Using products to raise awareness and raise funds is nothing new. In fact, it’s generally considered good corporate citizenship. Every October, virtually every store is awash with pink ribbon-festooned products for breast cancer awareness. The Olympic rings encircle a myriad of items every couple years to celebrate the Olympic games. But, these initiatives don’t snub their noses at facts and science and use their popularity to misinform the public.
Generally groups and individuals opposed to natural gas development also sneer at economic development: using a boutique business like this coffee roaster (on the website, this stuff sells for $15 per 12 oz bag) to support more fear-mongering is laughable. The product is billed as organic: in coffee parlance this means the plants weren’t treated with pesticides and the soil was well tilled.

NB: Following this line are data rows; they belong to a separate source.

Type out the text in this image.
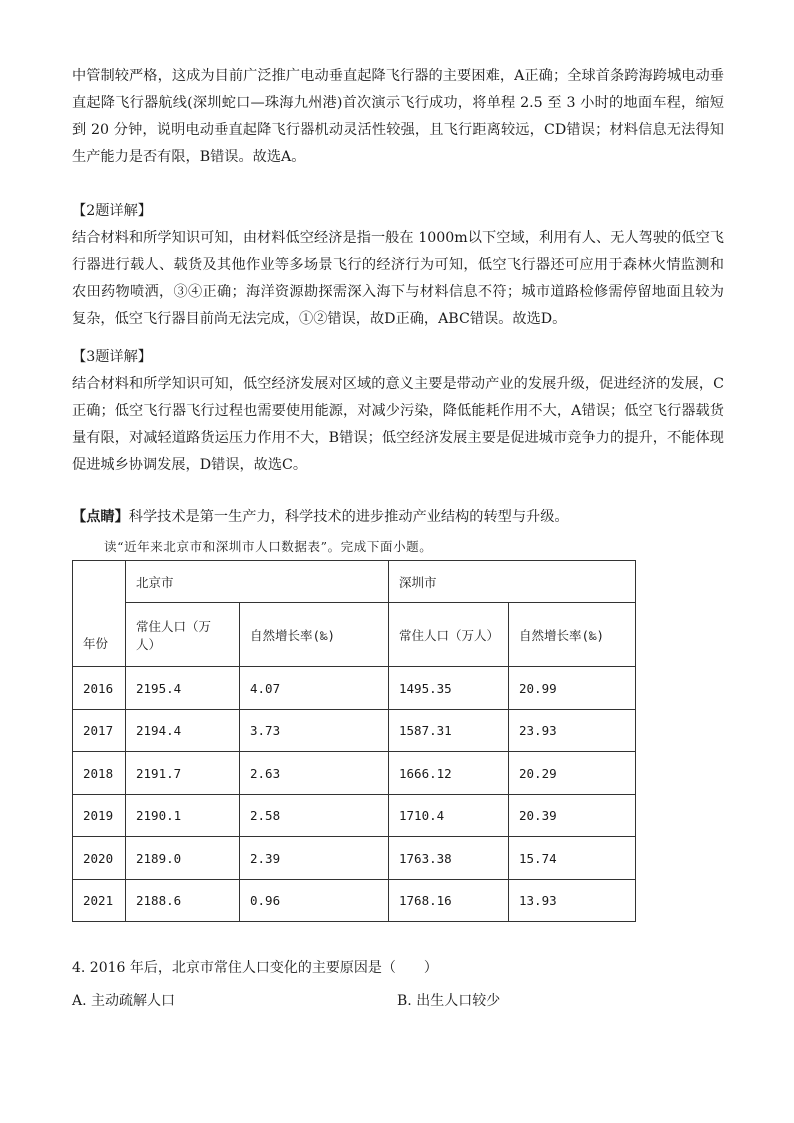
中管制较严格，这成为目前广泛推广电动垂直起降飞行器的主要困难，A正确；全球首条跨海跨城电动垂直起降飞行器航线(深圳蛇口—珠海九州港)首次演示飞行成功，将单程 2.5 至 3 小时的地面车程，缩短到 20 分钟，说明电动垂直起降飞行器机动灵活性较强，且飞行距离较远，CD错误；材料信息无法得知生产能力是否有限，B错误。故选A。
【2题详解】
结合材料和所学知识可知，由材料低空经济是指一般在 1000m以下空域，利用有人、无人驾驶的低空飞行器进行载人、载货及其他作业等多场景飞行的经济行为可知，低空飞行器还可应用于森林火情监测和农田药物喷洒，③④正确；海洋资源勘探需深入海下与材料信息不符；城市道路检修需停留地面且较为复杂，低空飞行器目前尚无法完成，①②错误，故D正确，ABC错误。故选D。
【3题详解】
结合材料和所学知识可知，低空经济发展对区域的意义主要是带动产业的发展升级，促进经济的发展，C正确；低空飞行器飞行过程也需要使用能源，对减少污染，降低能耗作用不大，A错误；低空飞行器载货量有限，对减轻道路货运压力作用不大，B错误；低空经济发展主要是促进城市竞争力的提升，不能体现促进城乡协调发展，D错误，故选C。
【点睛】科学技术是第一生产力，科学技术的进步推动产业结构的转型与升级。
读“近年来北京市和深圳市人口数据表”。完成下面小题。
年份	北京市		深圳市	
	常住人口（万人）	自然增长率(‰)	常住人口（万人）	自然增长率(‰)
2016	2195.4	4.07	1495.35	20.99
2017	2194.4	3.73	1587.31	23.93
2018	2191.7	2.63	1666.12	20.29
2019	2190.1	2.58	1710.4	20.39
2020	2189.0	2.39	1763.38	15.74
2021	2188.6	0.96	1768.16	13.93
4. 2016 年后，北京市常住人口变化的主要原因是（　　）
A. 主动疏解人口	B. 出生人口较少
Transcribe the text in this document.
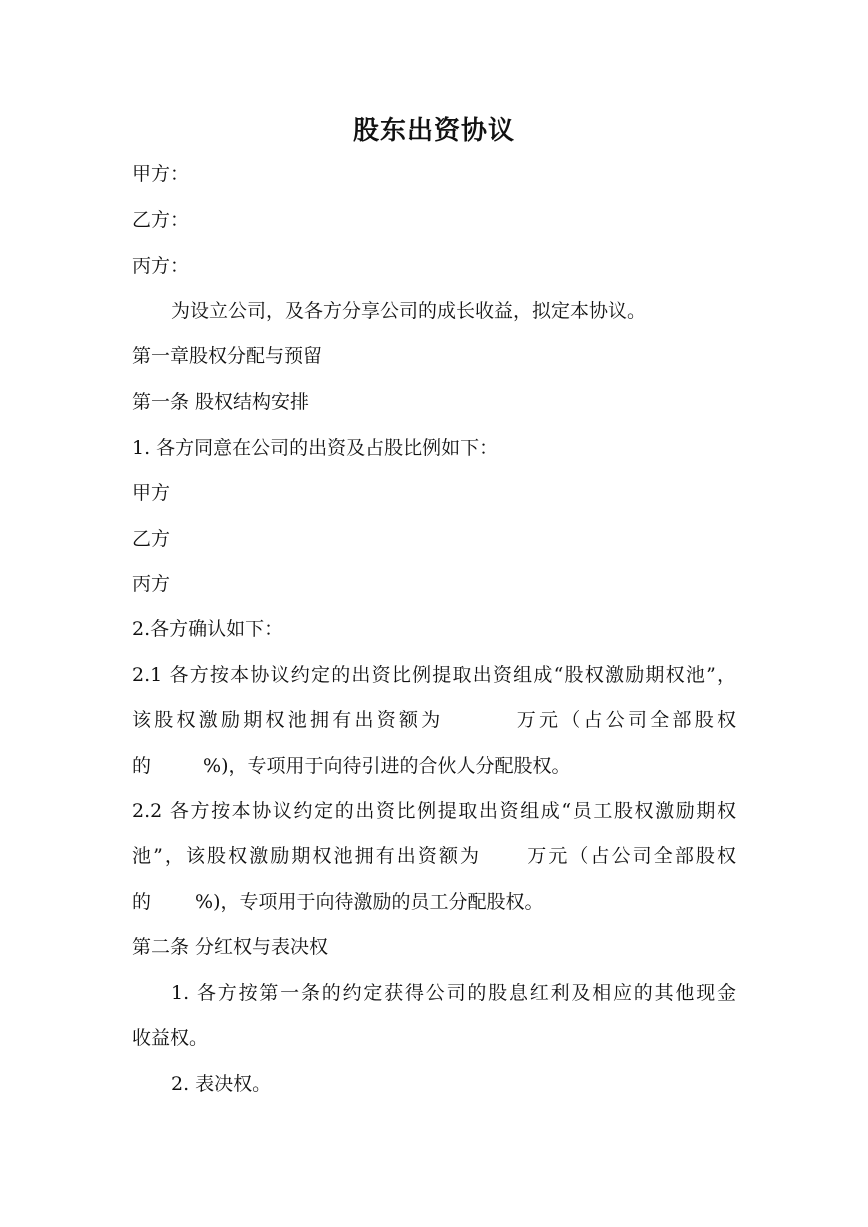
股东出资协议
甲方：
乙方：
丙方：
为设立公司，及各方分享公司的成长收益，拟定本协议。
第一章股权分配与预留
第一条 股权结构安排
1. 各方同意在公司的出资及占股比例如下：
甲方
乙方
丙方
2.各方确认如下：
2.1 各方按本协议约定的出资比例提取出资组成“股权激励期权池”，
该股权激励期权池拥有出资额为	万元（占公司全部股权
的	%)，专项用于向待引进的合伙人分配股权。
2.2 各方按本协议约定的出资比例提取出资组成“员工股权激励期权
池”，该股权激励期权池拥有出资额为 万元（占公司全部股权
的 %)，专项用于向待激励的员工分配股权。
第二条 分红权与表决权
1. 各方按第一条的约定获得公司的股息红利及相应的其他现金
收益权。
2. 表决权。
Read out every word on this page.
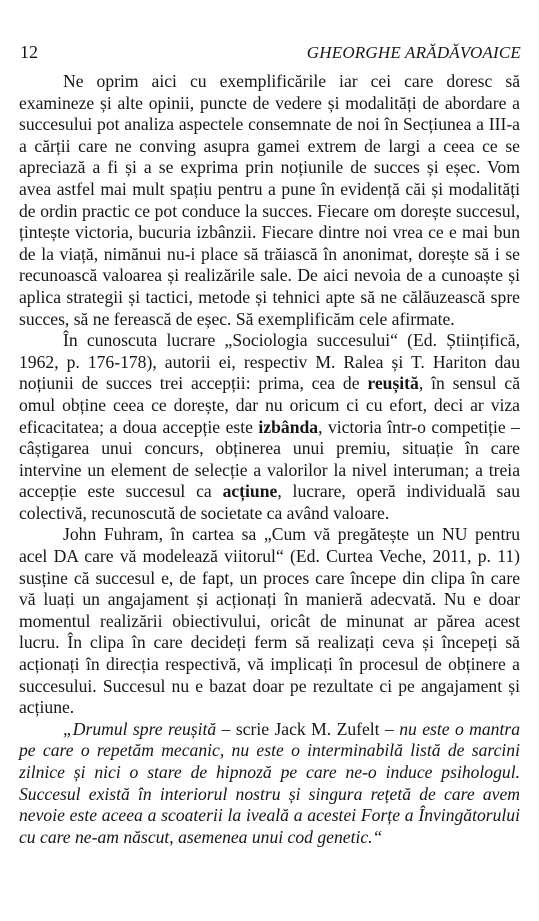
12	GHEORGHE ARĂDĂVOAICE

Ne oprim aici cu exemplificările iar cei care doresc să examineze și alte opinii, puncte de vedere și modalități de abordare a succesului pot analiza aspectele consemnate de noi în Secțiunea a III-a a cărții care ne conving asupra gamei extrem de largi a ceea ce se apreciază a fi și a se exprima prin noțiunile de succes și eșec. Vom avea astfel mai mult spațiu pentru a pune în evidență căi și modalități de ordin practic ce pot conduce la succes. Fiecare om dorește succesul, țintește victoria, bucuria izbânzii. Fiecare dintre noi vrea ce e mai bun de la viață, nimănui nu-i place să trăiască în anonimat, dorește să i se recunoască valoarea și realizările sale. De aici nevoia de a cunoaște și aplica strategii și tactici, metode și tehnici apte să ne călăuzească spre succes, să ne ferească de eșec. Să exemplificăm cele afirmate.

În cunoscuta lucrare „Sociologia succesului“ (Ed. Științifică, 1962, p. 176-178), autorii ei, respectiv M. Ralea și T. Hariton dau noțiunii de succes trei accepții: prima, cea de reușită, în sensul că omul obține ceea ce dorește, dar nu oricum ci cu efort, deci ar viza eficacitatea; a doua accepție este izbânda, victoria într-o competiție – câștigarea unui concurs, obținerea unui premiu, situație în care intervine un element de selecție a valorilor la nivel interuman; a treia accepție este succesul ca acțiune, lucrare, operă individuală sau colectivă, recunoscută de societate ca având valoare.

John Fuhram, în cartea sa „Cum vă pregătește un NU pentru acel DA care vă modelează viitorul“ (Ed. Curtea Veche, 2011, p. 11) susține că succesul e, de fapt, un proces care începe din clipa în care vă luați un angajament și acționați în manieră adecvată. Nu e doar momentul realizării obiectivului, oricât de minunat ar părea acest lucru. În clipa în care decideți ferm să realizați ceva și începeți să acționați în direcția respectivă, vă implicați în procesul de obținere a succesului. Succesul nu e bazat doar pe rezultate ci pe angajament și acțiune.

„Drumul spre reușită – scrie Jack M. Zufelt – nu este o mantra pe care o repetăm mecanic, nu este o interminabilă listă de sarcini zilnice și nici o stare de hipnoză pe care ne-o induce psihologul. Succesul există în interiorul nostru și singura rețetă de care avem nevoie este aceea a scoaterii la iveală a acestei Forțe a Învingătorului cu care ne-am născut, asemenea unui cod genetic.“
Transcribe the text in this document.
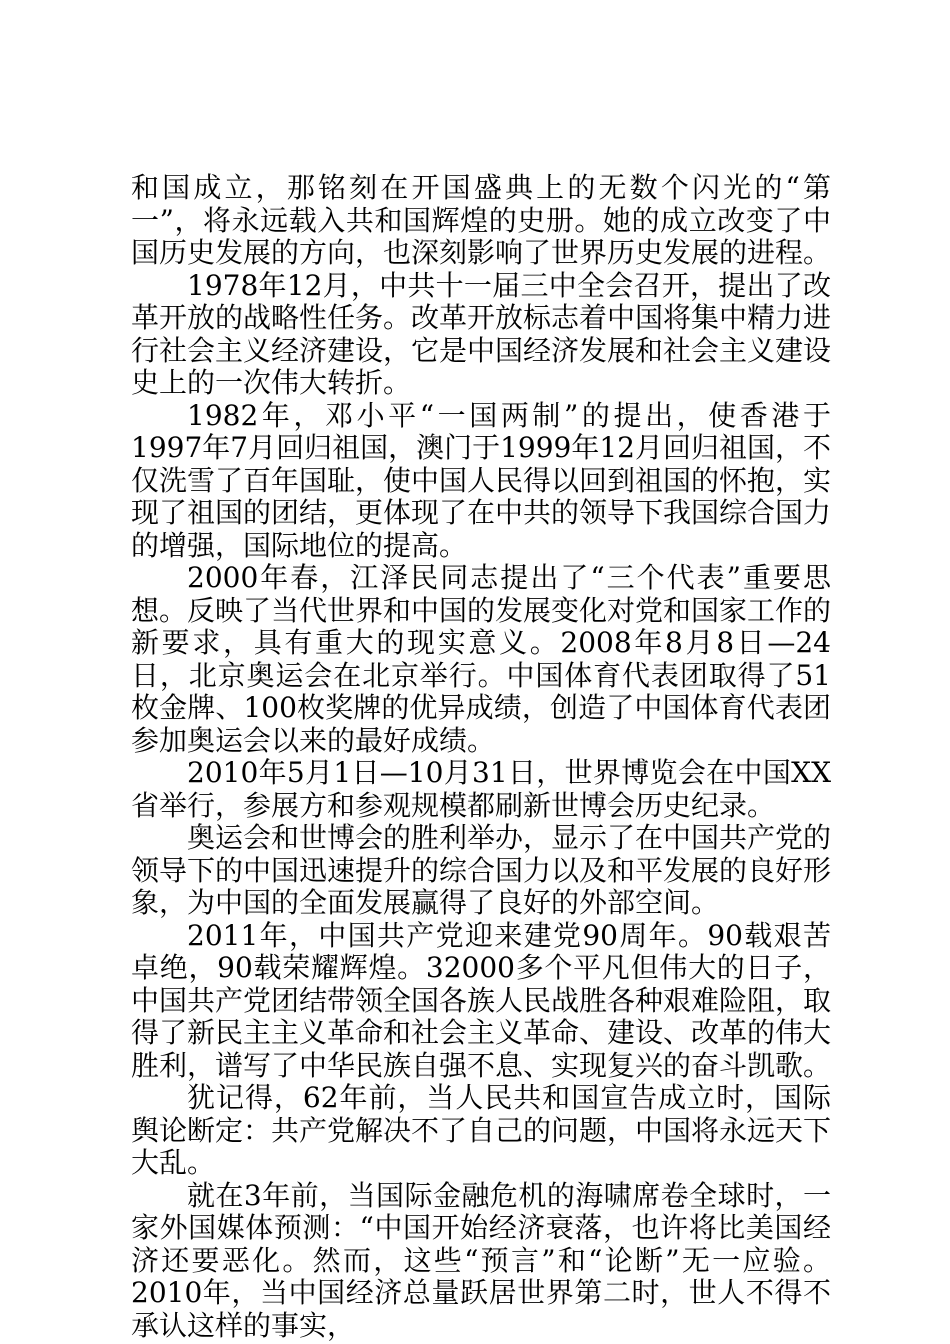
和国成立，那铭刻在开国盛典上的无数个闪光的“第一”，将永远载入共和国辉煌的史册。她的成立改变了中国历史发展的方向，也深刻影响了世界历史发展的进程。

1978年12月，中共十一届三中全会召开，提出了改革开放的战略性任务。改革开放标志着中国将集中精力进行社会主义经济建设，它是中国经济发展和社会主义建设史上的一次伟大转折。

1982年，邓小平“一国两制”的提出，使香港于1997年7月回归祖国，澳门于1999年12月回归祖国，不仅洗雪了百年国耻，使中国人民得以回到祖国的怀抱，实现了祖国的团结，更体现了在中共的领导下我国综合国力的增强，国际地位的提高。

2000年春，江泽民同志提出了“三个代表”重要思想。反映了当代世界和中国的发展变化对党和国家工作的新要求，具有重大的现实意义。2008年8月8日—24日，北京奥运会在北京举行。中国体育代表团取得了51枚金牌、100枚奖牌的优异成绩，创造了中国体育代表团参加奥运会以来的最好成绩。

2010年5月1日—10月31日，世界博览会在中国XX省举行，参展方和参观规模都刷新世博会历史纪录。

奥运会和世博会的胜利举办，显示了在中国共产党的领导下的中国迅速提升的综合国力以及和平发展的良好形象，为中国的全面发展赢得了良好的外部空间。

2011年，中国共产党迎来建党90周年。90载艰苦卓绝，90载荣耀辉煌。32000多个平凡但伟大的日子，中国共产党团结带领全国各族人民战胜各种艰难险阻，取得了新民主主义革命和社会主义革命、建设、改革的伟大胜利，谱写了中华民族自强不息、实现复兴的奋斗凯歌。

犹记得，62年前，当人民共和国宣告成立时，国际舆论断定：共产党解决不了自己的问题，中国将永远天下大乱。

就在3年前，当国际金融危机的海啸席卷全球时，一家外国媒体预测：“中国开始经济衰落，也许将比美国经济还要恶化。然而，这些“预言”和“论断”无一应验。2010年，当中国经济总量跃居世界第二时，世人不得不承认这样的事实，
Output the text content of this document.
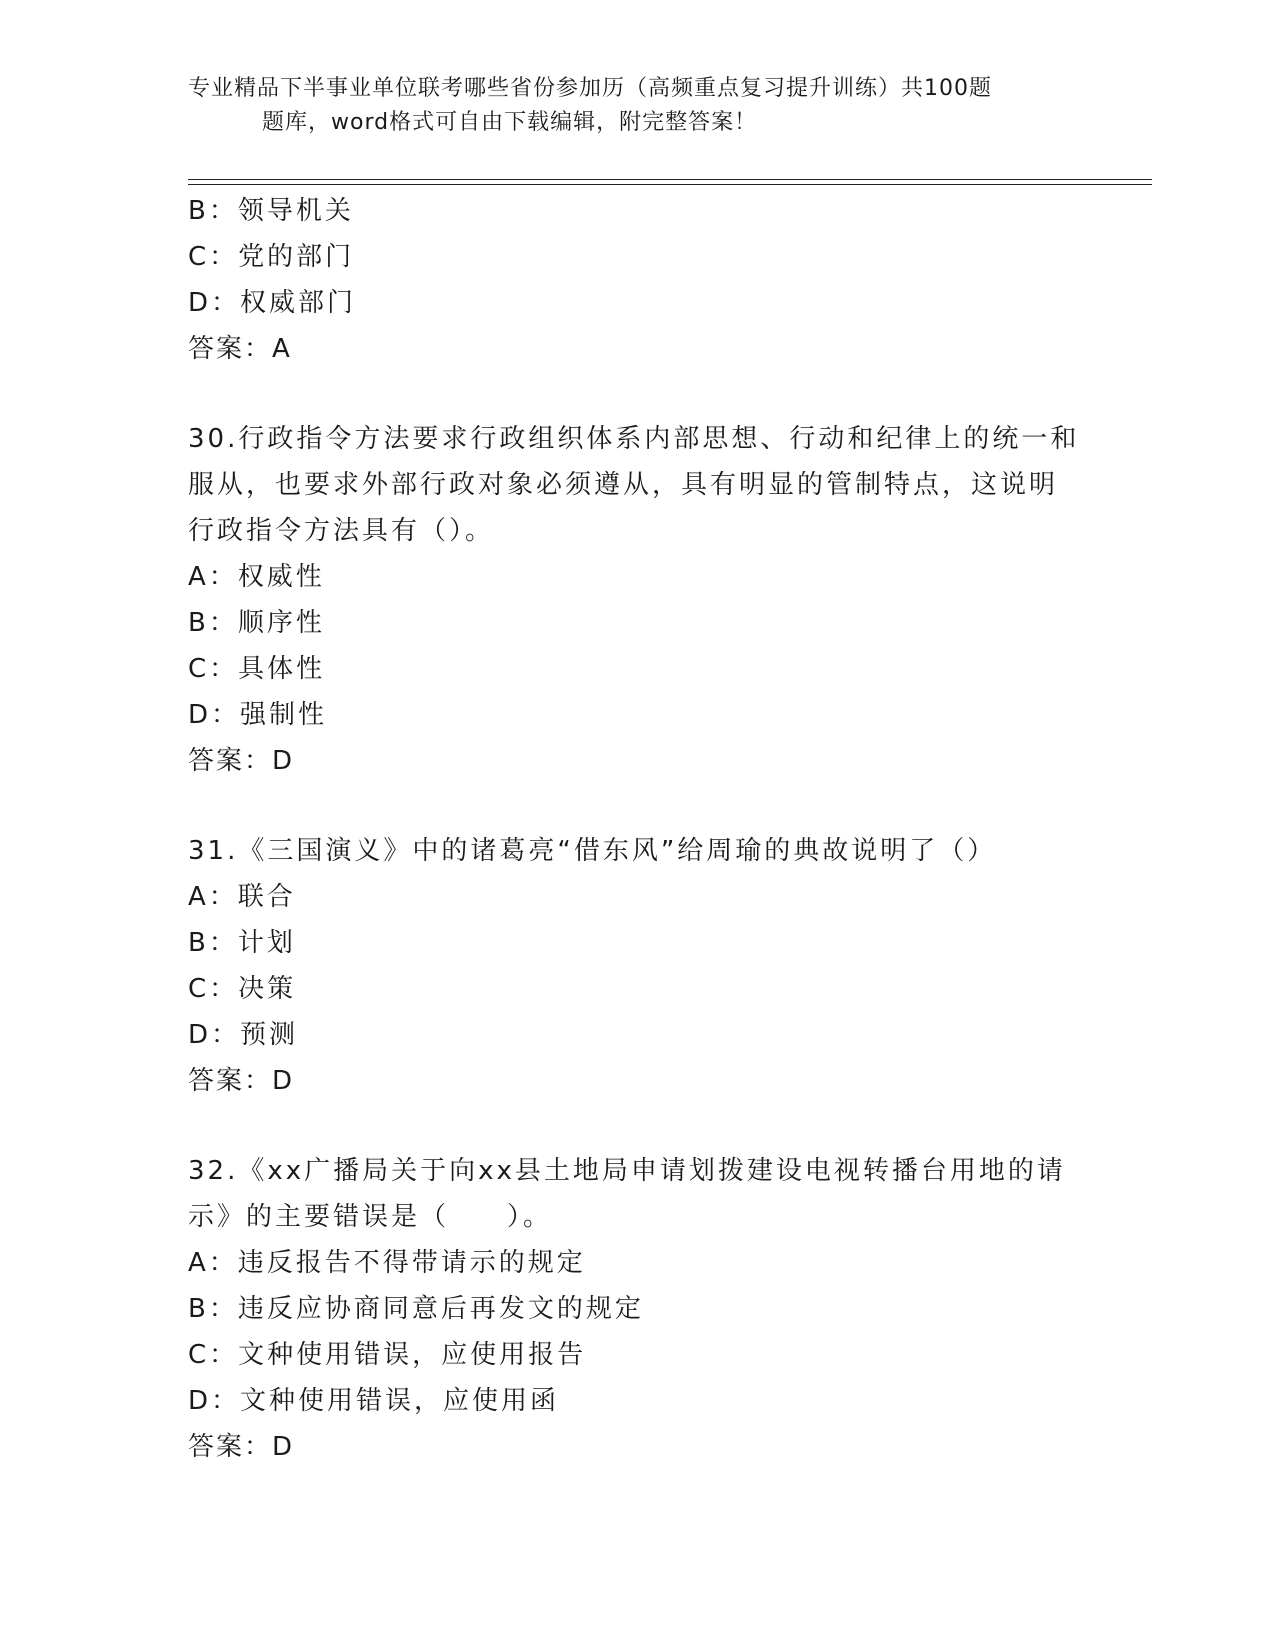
专业精品下半事业单位联考哪些省份参加历（高频重点复习提升训练）共100题
题库，word格式可自由下载编辑，附完整答案！
B：领导机关
C：党的部门
D：权威部门
答案：A
30.行政指令方法要求行政组织体系内部思想、行动和纪律上的统一和
服从，也要求外部行政对象必须遵从，具有明显的管制特点，这说明
行政指令方法具有（）。
A：权威性
B：顺序性
C：具体性
D：强制性
答案：D
31.《三国演义》中的诸葛亮“借东风”给周瑜的典故说明了（）
A：联合
B：计划
C：决策
D：预测
答案：D
32.《xx广播局关于向xx县土地局申请划拨建设电视转播台用地的请
示》的主要错误是（　　）。
A：违反报告不得带请示的规定
B：违反应协商同意后再发文的规定
C：文种使用错误，应使用报告
D：文种使用错误，应使用函
答案：D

But, these beans are imported from South America, which also has an oil and gas industry. Colombia, where this company gets most of its beans, has the fourth largest oil and gas reserves in South America. In South America, more than four million vehicles run on natural gas (compare this to the US, where natural gas powers fewer than 200,000.)
So…when this company talks about “acting globally,” it means it’s OK to buy its coffee beans from a place where natural gas is developed, but “acting locally” means it is also OK to stunt the growth of natural gas development at home?
Of course, these are the same folks who worry about the ingredients used in the hydraulic fracturing process, the secret cocktail, and the extra shot of nastiness in the flowback. The coffee roaster says he’s committed to help educate the public about the dangers of fracking. Has he told his customers what is actually in coffee?
Check out what Wikipedia says about coffee:
Coffee contains several compounds which are known to affect human body chemistry. The coffee bean itself contains chemicals which are mild psychotropics for humans as a defense mechanism of the Coffee plant. These chemicals are toxic in large doses, or even in their normal amount when consumed by many creatures which may otherwise have threatened the beans in the wild.
Decaffeinated coffee (sometimes called decaf) is available. This is coffee from which most of the caffeine has been removed, by the Swiss water process (which involves the soaking of raw beans to remove the caffeine) or the use of a chemical solvent such as trichloroethylene (“tri“), or the more popular methylene chloride, in a similar process.
Or for the scientists among us, there’s this:
Remember, organic doesn’t mean that it is without chemistry. Caffeine, in fact, includes some of the same stuff in methane, both involving combinations of carbon and hydrogen and, as noted above, dichloride methane is used to decaffeinate coffee.
As the delays in New York continue, those who aspire to do business here are losing patience and motivation, landowners are being denied the opportunity to earn revenue from their mineral rights, laborers look beyond our state borders for work, and a Planet Ithaca coffee company is doing its best to make money off a sad situation for so many New Yorkers.